While going through the rigors of boot camp the sisters helped push each other and keep everyone motivated to graduate.

“When one of us is lacking and the other is strong in that area, we always push each other to become to best we can be,” Melissa Placido Jaramillo said in the Corps’ press release.

Maria Placido Jaramillo said the sisters had “an unbreakable bond.”

“We are always together, but we know how to live separately. I know that my sisters will always be there for me, even when they are not physically with me,” she added in the press release.

For the Valentine sisters it was the daily debriefs about what they could improve on that helped push them through boot camp.

“We would sit in the racks at night, after the drill instructors went into the senior drill instructors house and we would talk about what happened that day, what we could have done better, what the other one shouldn’t have said,” Ashley Valentine said in the video.

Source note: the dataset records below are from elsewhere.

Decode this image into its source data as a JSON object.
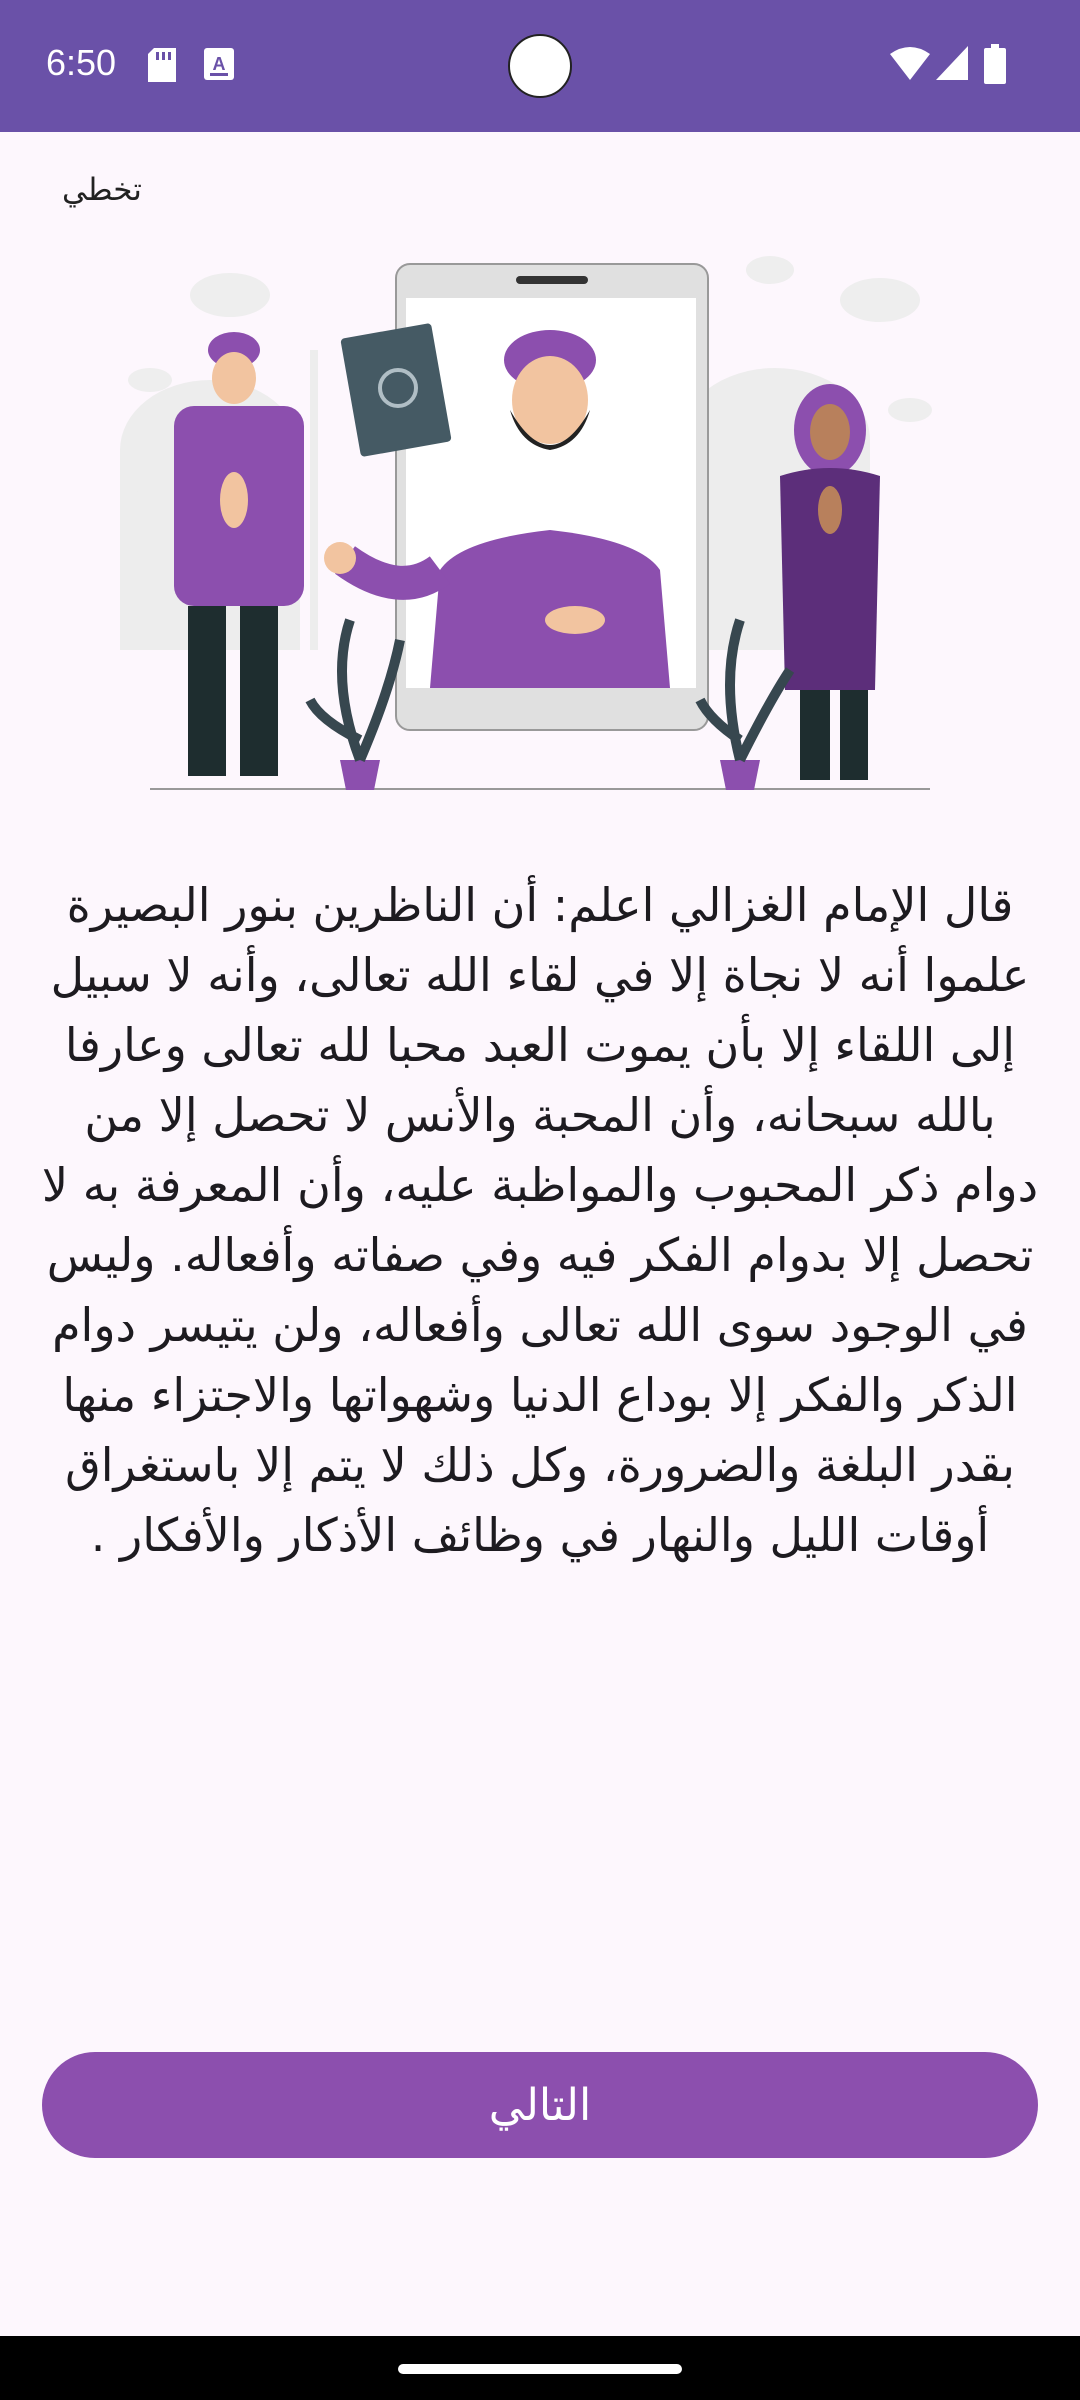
{
  "status_bar": {
    "time": "6:50",
    "left_icons": [
      "sd-card-icon",
      "keyboard-a-icon"
    ],
    "right_icons": [
      "wifi-icon",
      "signal-icon",
      "battery-icon"
    ],
    "background_color": "#6A51A8"
  },
  "skip_label": "تخطي",
  "illustration": {
    "description_icons": [
      "mosque-icon",
      "phone-icon",
      "quran-book-icon",
      "man-icon",
      "imam-icon",
      "woman-icon",
      "plant-icon"
    ]
  },
  "quote": "قال الإمام الغزالي اعلم: أن الناظرين بنور البصيرة علموا أنه لا نجاة إلا في لقاء الله تعالى، وأنه لا سبيل إلى اللقاء إلا بأن يموت العبد محبا لله تعالى وعارفا بالله سبحانه، وأن المحبة والأنس لا تحصل إلا من دوام ذكر المحبوب والمواظبة عليه، وأن المعرفة به لا تحصل إلا بدوام الفكر فيه وفي صفاته وأفعاله. وليس في الوجود سوى الله تعالى وأفعاله، ولن يتيسر دوام الذكر والفكر إلا بوداع الدنيا وشهواتها والاجتزاء منها بقدر البلغة والضرورة، وكل ذلك لا يتم إلا باستغراق أوقات الليل والنهار في وظائف الأذكار والأفكار .",
  "next_button_label": "التالي",
  "colors": {
    "accent": "#8C4FAE",
    "background": "#FDF7FD"
  }
}
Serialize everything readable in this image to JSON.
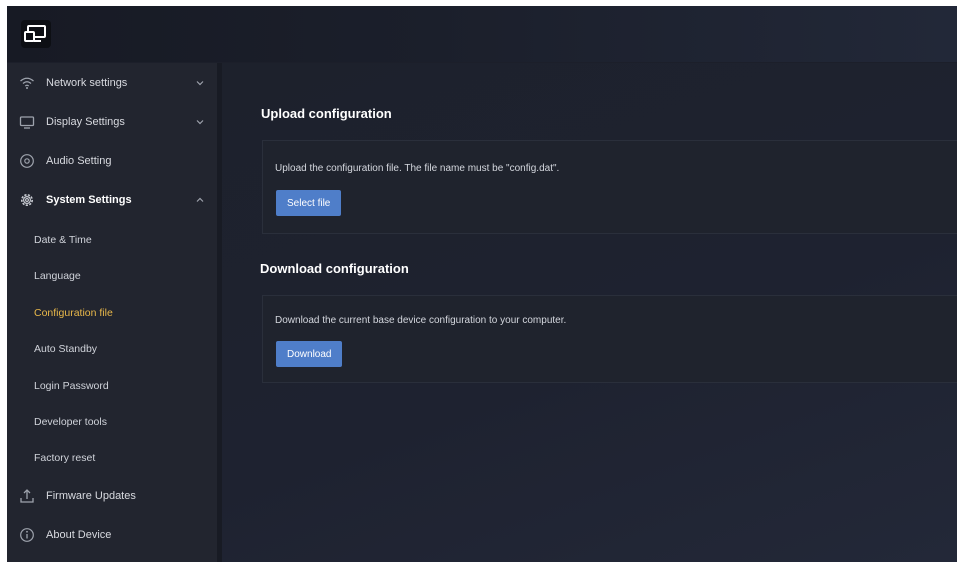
{
  "sidebar": {
    "items": [
      {
        "label": "Network settings",
        "icon": "wifi-icon",
        "chevron": "down"
      },
      {
        "label": "Display Settings",
        "icon": "monitor-icon",
        "chevron": "down"
      },
      {
        "label": "Audio Setting",
        "icon": "audio-icon"
      },
      {
        "label": "System Settings",
        "icon": "gear-icon",
        "chevron": "up"
      }
    ],
    "subitems": [
      {
        "label": "Date & Time"
      },
      {
        "label": "Language"
      },
      {
        "label": "Configuration file",
        "active": true
      },
      {
        "label": "Auto Standby"
      },
      {
        "label": "Login Password"
      },
      {
        "label": "Developer tools"
      },
      {
        "label": "Factory reset"
      }
    ],
    "bottom_items": [
      {
        "label": "Firmware Updates",
        "icon": "upload-icon"
      },
      {
        "label": "About Device",
        "icon": "info-icon"
      }
    ]
  },
  "upload": {
    "title": "Upload configuration",
    "description": "Upload the configuration file. The file name must be \"config.dat\".",
    "button": "Select file"
  },
  "download": {
    "title": "Download configuration",
    "description": "Download the current base device configuration to your computer.",
    "button": "Download"
  },
  "colors": {
    "accent": "#e9b84a",
    "button": "#4f7ec9",
    "background": "#1c1f2a"
  }
}
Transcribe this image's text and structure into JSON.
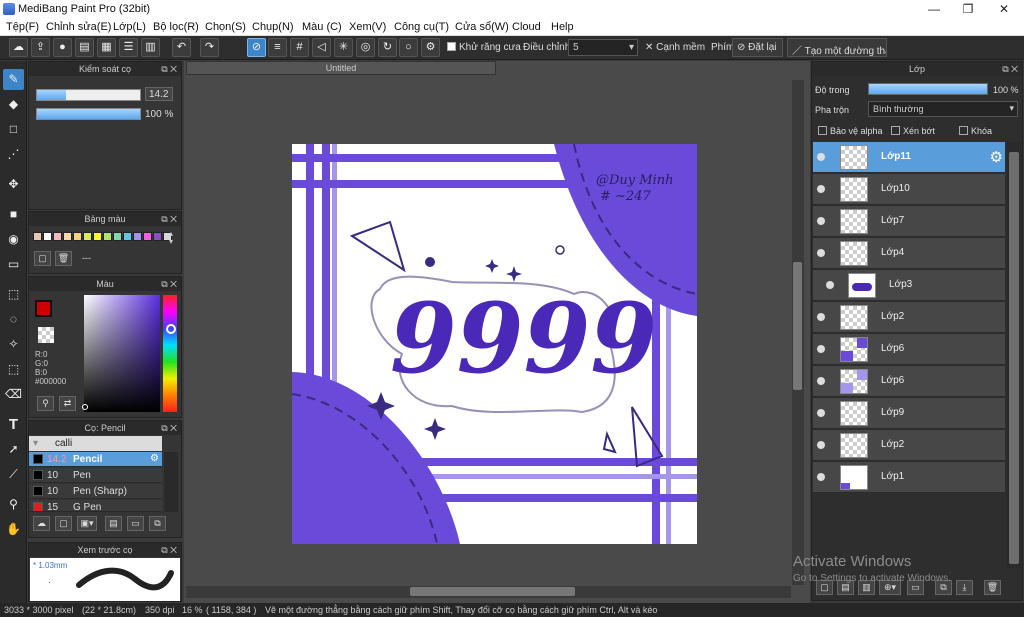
{
  "window": {
    "title": "MediBang Paint Pro (32bit)",
    "min": "—",
    "max": "❐",
    "close": "✕"
  },
  "menu": [
    "Tệp(F)",
    "Chỉnh sửa(E)",
    "Lớp(L)",
    "Bộ lọc(R)",
    "Chọn(S)",
    "Chụp(N)",
    "Màu (C)",
    "Xem(V)",
    "Công cụ(T)",
    "Cửa sổ(W)",
    "Cloud",
    "Help"
  ],
  "toolbar": {
    "antialias_label": "Khử răng cưa",
    "correction_label": "Điều chỉnh",
    "correction_value": "5",
    "soft_edge_label": "Cạnh mềm",
    "key_label": "Phím",
    "reset_label": "Đặt lại",
    "line_label": "Tạo một đường thẳng"
  },
  "brush_control": {
    "title": "Kiểm soát cọ",
    "size": "14.2",
    "size_fraction": 0.28,
    "opacity": "100 %",
    "opacity_fraction": 1.0
  },
  "palette": {
    "title": "Bảng màu",
    "empty_label": "---",
    "colors": [
      "#e8c8b0",
      "#ffffff",
      "#f4b8b8",
      "#f8d8a8",
      "#f4d080",
      "#d8e860",
      "#f8f830",
      "#b0e070",
      "#80d8a8",
      "#60c8e0",
      "#a090f0",
      "#f060e0",
      "#8850c0",
      "#d8d8d8"
    ]
  },
  "color": {
    "title": "Màu",
    "fg": "#cc0000",
    "r": "R:0",
    "g": "G:0",
    "b": "B:0",
    "hex": "#000000"
  },
  "brush_list": {
    "title": "Cọ: Pencil",
    "group": "calli",
    "items": [
      {
        "size": "14.2",
        "name": "Pencil",
        "color": "#000000"
      },
      {
        "size": "10",
        "name": "Pen",
        "color": "#000000"
      },
      {
        "size": "10",
        "name": "Pen (Sharp)",
        "color": "#000000"
      },
      {
        "size": "15",
        "name": "G Pen",
        "color": "#e02020"
      }
    ]
  },
  "preview": {
    "title": "Xem trước cọ",
    "size": "1.03mm"
  },
  "document": {
    "tab": "Untitled"
  },
  "artwork": {
    "number_text": "9999",
    "signature_line1": "@Duy Minh",
    "signature_line2": "# ~247"
  },
  "layers": {
    "title": "Lớp",
    "opacity_label": "Độ trong",
    "opacity_value": "100 %",
    "opacity_fraction": 1.0,
    "blend_label": "Pha trộn",
    "blend_value": "Bình thường",
    "protect_alpha": "Bảo vệ alpha",
    "clip": "Xén bớt",
    "lock": "Khóa",
    "items": [
      "Lớp11",
      "Lớp10",
      "Lớp7",
      "Lớp4",
      "Lớp3",
      "Lớp2",
      "Lớp6",
      "Lớp6",
      "Lớp9",
      "Lớp2",
      "Lớp1"
    ]
  },
  "status": {
    "size": "3033 * 3000 pixel",
    "cm": "(22 * 21.8cm)",
    "dpi": "350 dpi",
    "zoom": "16 %",
    "coords": "( 1158, 384 )",
    "hint": "Vẽ một đường thẳng bằng cách giữ phím Shift, Thay đổi cỡ cọ bằng cách giữ phím Ctrl, Alt và kéo"
  },
  "activation": {
    "line1": "Activate Windows",
    "line2": "Go to Settings to activate Windows."
  }
}
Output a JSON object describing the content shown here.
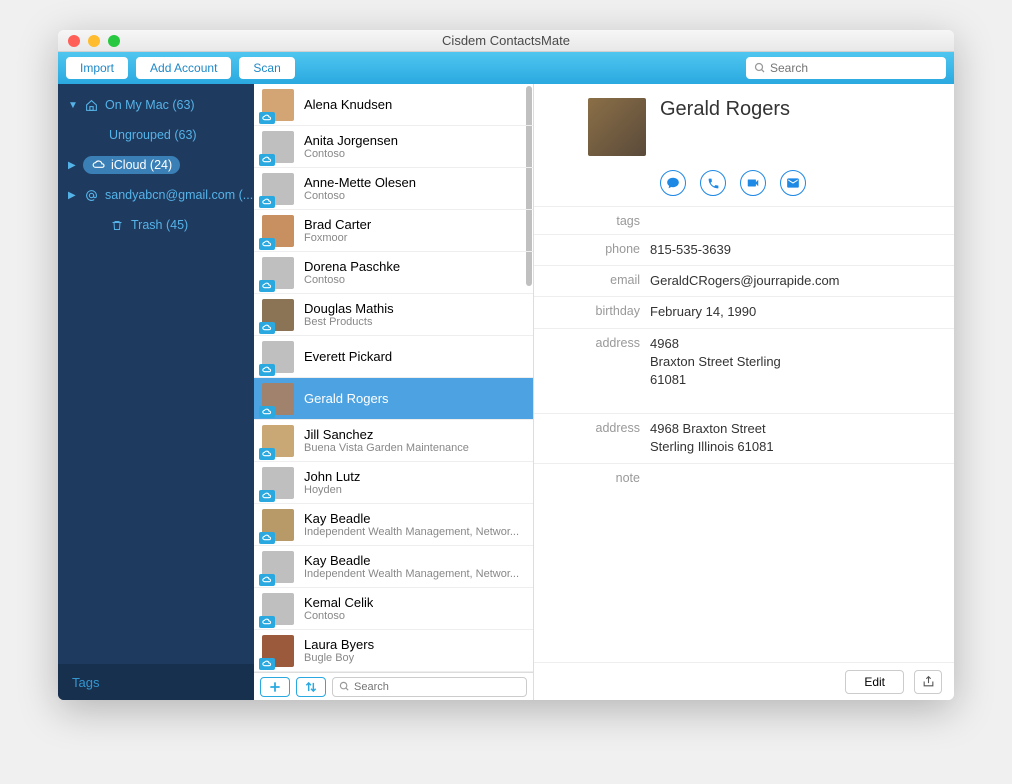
{
  "window": {
    "title": "Cisdem ContactsMate"
  },
  "toolbar": {
    "import": "Import",
    "add_account": "Add Account",
    "scan": "Scan",
    "search_placeholder": "Search"
  },
  "sidebar": {
    "items": [
      {
        "label": "On My Mac (63)",
        "icon": "home",
        "disclosure": "▼",
        "indent": 0
      },
      {
        "label": "Ungrouped (63)",
        "icon": "",
        "disclosure": "",
        "indent": 1
      },
      {
        "label": "iCloud (24)",
        "icon": "cloud",
        "disclosure": "▶",
        "indent": 0,
        "pill": true
      },
      {
        "label": "sandyabcn@gmail.com (...",
        "icon": "at",
        "disclosure": "▶",
        "indent": 0
      },
      {
        "label": "Trash (45)",
        "icon": "trash",
        "disclosure": "",
        "indent": 1
      }
    ],
    "tags_label": "Tags"
  },
  "contacts": [
    {
      "name": "Alena Knudsen",
      "sub": ""
    },
    {
      "name": "Anita Jorgensen",
      "sub": "Contoso"
    },
    {
      "name": "Anne-Mette Olesen",
      "sub": "Contoso"
    },
    {
      "name": "Brad Carter",
      "sub": "Foxmoor"
    },
    {
      "name": "Dorena Paschke",
      "sub": "Contoso"
    },
    {
      "name": "Douglas Mathis",
      "sub": "Best Products"
    },
    {
      "name": "Everett Pickard",
      "sub": ""
    },
    {
      "name": "Gerald Rogers",
      "sub": "",
      "selected": true
    },
    {
      "name": "Jill Sanchez",
      "sub": "Buena Vista Garden Maintenance"
    },
    {
      "name": "John Lutz",
      "sub": "Hoyden"
    },
    {
      "name": "Kay Beadle",
      "sub": "Independent Wealth Management, Networ..."
    },
    {
      "name": "Kay Beadle",
      "sub": "Independent Wealth Management, Networ..."
    },
    {
      "name": "Kemal Celik",
      "sub": "Contoso"
    },
    {
      "name": "Laura Byers",
      "sub": "Bugle Boy"
    }
  ],
  "list_footer": {
    "search_placeholder": "Search"
  },
  "detail": {
    "name": "Gerald Rogers",
    "fields": [
      {
        "label": "tags",
        "value": ""
      },
      {
        "label": "phone",
        "value": "815-535-3639"
      },
      {
        "label": "email",
        "value": "GeraldCRogers@jourrapide.com"
      },
      {
        "label": "birthday",
        "value": "February 14, 1990"
      },
      {
        "label": "address",
        "value": "4968\nBraxton Street Sterling\n61081"
      },
      {
        "label": "address",
        "value": "4968 Braxton Street\nSterling Illinois 61081"
      },
      {
        "label": "note",
        "value": ""
      }
    ],
    "edit": "Edit"
  }
}
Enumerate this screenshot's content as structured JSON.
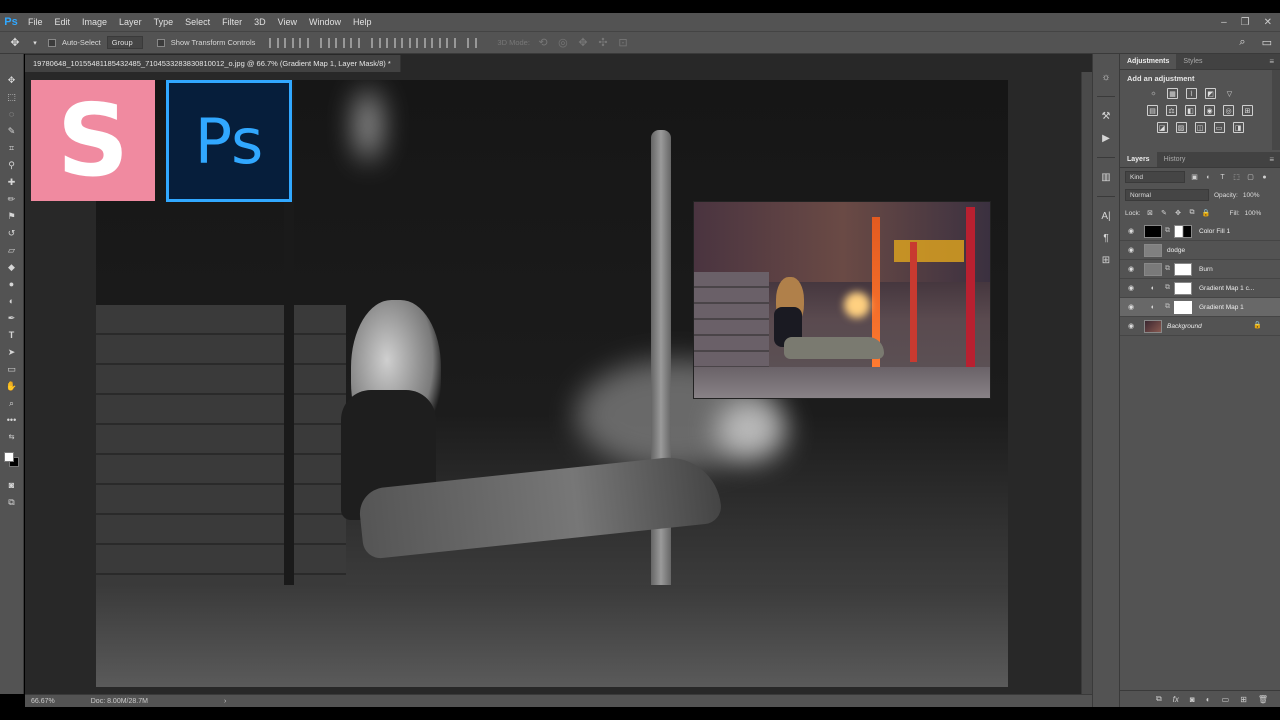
{
  "app": {
    "logo": "Ps"
  },
  "menu": [
    "File",
    "Edit",
    "Image",
    "Layer",
    "Type",
    "Select",
    "Filter",
    "3D",
    "View",
    "Window",
    "Help"
  ],
  "window_controls": {
    "minimize": "–",
    "restore": "❐",
    "close": "✕"
  },
  "options": {
    "auto_select_label": "Auto-Select",
    "group_value": "Group",
    "show_transform_label": "Show Transform Controls",
    "mode_3d_label": "3D Mode:"
  },
  "document": {
    "tab_title": "19780648_10155481185432485_7104533283830810012_o.jpg @ 66.7% (Gradient Map 1, Layer Mask/8) *",
    "close": "×"
  },
  "overlay": {
    "logo_s": "S",
    "logo_ps": "Ps"
  },
  "status": {
    "zoom": "66.67%",
    "doc": "Doc: 8.00M/28.7M",
    "arrow": "›"
  },
  "adjustments": {
    "tab_adjustments": "Adjustments",
    "tab_styles": "Styles",
    "title": "Add an adjustment"
  },
  "layers_panel": {
    "tab_layers": "Layers",
    "tab_history": "History",
    "kind_value": "Kind",
    "blend_mode": "Normal",
    "opacity_label": "Opacity:",
    "opacity_value": "100%",
    "lock_label": "Lock:",
    "fill_label": "Fill:",
    "fill_value": "100%",
    "layers": [
      {
        "name": "Color Fill 1"
      },
      {
        "name": "dodge"
      },
      {
        "name": "Burn"
      },
      {
        "name": "Gradient Map 1 c..."
      },
      {
        "name": "Gradient Map 1"
      },
      {
        "name": "Background"
      }
    ]
  },
  "icons": {
    "eye": "●",
    "link": "8",
    "lock": "🔒"
  }
}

Ashley Valentine had a bad habit of saying “I” a banned word in Marine Corps training where recruits are forced to refer to themselves in the third person.

“For the most part we just kind of calmed each other down, if the other one was kind of down that day and not really motivated, the other one would pick up the other person’s slack,” Ashley Valentine said.

All the new Marines have moved on to Marine Combat Training, except for Ashley Valentine who is still at Marine Corps Recruit Depot Parris Island, South Carolina, recovering from a fractured hip, according to the press release.

Ashley Valentine eventually will become a motor transportation operator, while Amber Valentine will enter the communication field, according to the press release.

None of the Placido Jaramillo sister know what their military occupational specialty will be yet, but Maria Placido Jaramillo said she was excited to find out.

Her two sisters plan on continuing their college education with Melissa Placido Jaramillo double majoring in political science and medical science, while her twin Vanessa Placido Jaramillo is double majoring in political science and legal science, according to the press release.

All three Placido Jaramillo sisters are in the process of becoming nationalized citizens, according to the release.

For all five new Marines getting experience the trial of boot camp and transforming from a civilian to a Marine was a unique experience.

“Not only are we blood sisters, but we are sisters in arms,” Ashley Valentine said.